A second-generation Diaspora artist who directs the Abhinaya Dance Company in San Jose, CA, Rasika Kumar is a modern woman with a feminist perspective. Her two-part Shakti Unveiled uses the traditional language of Bharatanatyam to tell a tale of female empowerment. Awaking from slumber, Kumar’s gutsy nayika, or heroine, takes inspiration from Kali, a goddess of ferocious destruction, to cast off the shackles of patriarchy and repudiate sexual objectification, body shaming, and subservience to men. In Kumar’s work, the shyness of the heroine is no longer a virtue.
An adept of the classical Odissi school, Bijayini Satpathy flourished for many years as a performer without seeking an expressive outlet in choreography. Abhipsaa — a Seeking, which she presented September 21-22 at the Baryshnikov Arts Center, marked her choreographic debut. Though long in coming, there was nothing tentative about this piece, which was born ripe with creative imagery.
Abhipsaa is in four sections, which recast the elements of an Odissi program in an original manner. So, while the opening number, Vigraha, is not exactly an invocation, it portrays a young woman entering a temple where she makes offerings, raising her cupped hands heavenward and later placing (imaginary) flowers on an altar. The evening’s program then advances through episodes of pure and narrative dance to the final piece, Vimukthi, a meditation on death that, like the traditional moksha ending, offers a vision of spiritual liberation.
Along the way, Satpathy gives herself every opportunity to display her virtuosity. Vigraha opens ever so gently, the dancer’s figure coming to life with undulating movements of arm and hand, while her torso rocks softly from side to side. In a later segment, she contrasts male and female stereotypes: firing off imaginary arrows, kicking and stamping, her eyes ablaze, but then suddenly gracious and yielding. Her movements are wonderfully precise and quick, and her balances perfectly poised whether tilting forward on one leg, or lapsing effortlessly into the graceful tribhanga pose. Throughout Abhipsaa viewers can savor Satpathy’s deliciously rich and elastic movement quality, and admire her ability to conserve energy, so that she always has exactly what she needs and can create dynamic effects with sudden force or extreme delicacy.

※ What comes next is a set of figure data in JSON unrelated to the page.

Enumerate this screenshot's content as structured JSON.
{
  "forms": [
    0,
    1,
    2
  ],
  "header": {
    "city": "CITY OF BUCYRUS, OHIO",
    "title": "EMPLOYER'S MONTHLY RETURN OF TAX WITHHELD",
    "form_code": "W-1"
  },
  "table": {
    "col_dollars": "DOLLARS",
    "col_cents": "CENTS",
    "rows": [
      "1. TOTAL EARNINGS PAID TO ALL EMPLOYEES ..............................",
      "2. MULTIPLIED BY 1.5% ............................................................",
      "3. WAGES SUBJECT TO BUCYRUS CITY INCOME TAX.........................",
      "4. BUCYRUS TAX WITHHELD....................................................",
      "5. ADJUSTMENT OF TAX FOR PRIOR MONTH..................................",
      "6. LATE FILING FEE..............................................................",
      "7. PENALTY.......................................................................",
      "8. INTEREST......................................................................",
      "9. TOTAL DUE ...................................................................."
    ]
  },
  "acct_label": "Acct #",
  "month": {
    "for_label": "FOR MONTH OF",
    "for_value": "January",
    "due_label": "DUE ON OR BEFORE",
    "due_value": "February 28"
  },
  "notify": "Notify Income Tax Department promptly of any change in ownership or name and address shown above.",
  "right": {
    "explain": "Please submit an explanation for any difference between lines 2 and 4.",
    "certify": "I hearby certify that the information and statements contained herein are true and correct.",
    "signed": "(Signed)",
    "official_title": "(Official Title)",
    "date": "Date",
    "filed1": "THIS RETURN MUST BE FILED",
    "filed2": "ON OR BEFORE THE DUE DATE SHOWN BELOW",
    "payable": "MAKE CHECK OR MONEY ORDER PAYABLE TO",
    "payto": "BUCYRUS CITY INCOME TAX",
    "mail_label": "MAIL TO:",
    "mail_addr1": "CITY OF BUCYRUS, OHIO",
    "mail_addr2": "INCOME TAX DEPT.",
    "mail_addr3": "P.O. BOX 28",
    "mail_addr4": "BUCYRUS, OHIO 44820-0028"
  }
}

In Vibhanga, Satpathy sinks to the floor with luxurious ease, her movement seamless. Then the lights come up and the tempo quickens. She catches the rhythm in her knees, in little stamps, and in the soft lilt of her shoulders, eventually galloping around the stage. In Virahi, Satpathy displays her dramatic skill (abhinaya). Here the dancer illustrates the grief of a lover whose beloved breaks free of her grasp and threatens to abandon her, leaving her hurt and bewildered, until the final moment of reconciliation, when she leans back and enfolds him in a blissful and fulfilling embrace.
The concluding number, Vimukthi, seems remarkably playful for a dance about death, until we understand that the soul is rejoicing at its escape from prison. This dance both begins and ends with sudden, startling movements — bold stamping and circling, and a sudden drop to the knees — as if to say that as much as we acknowledge the reality of death, its appearance always comes as a surprise. Brilliant!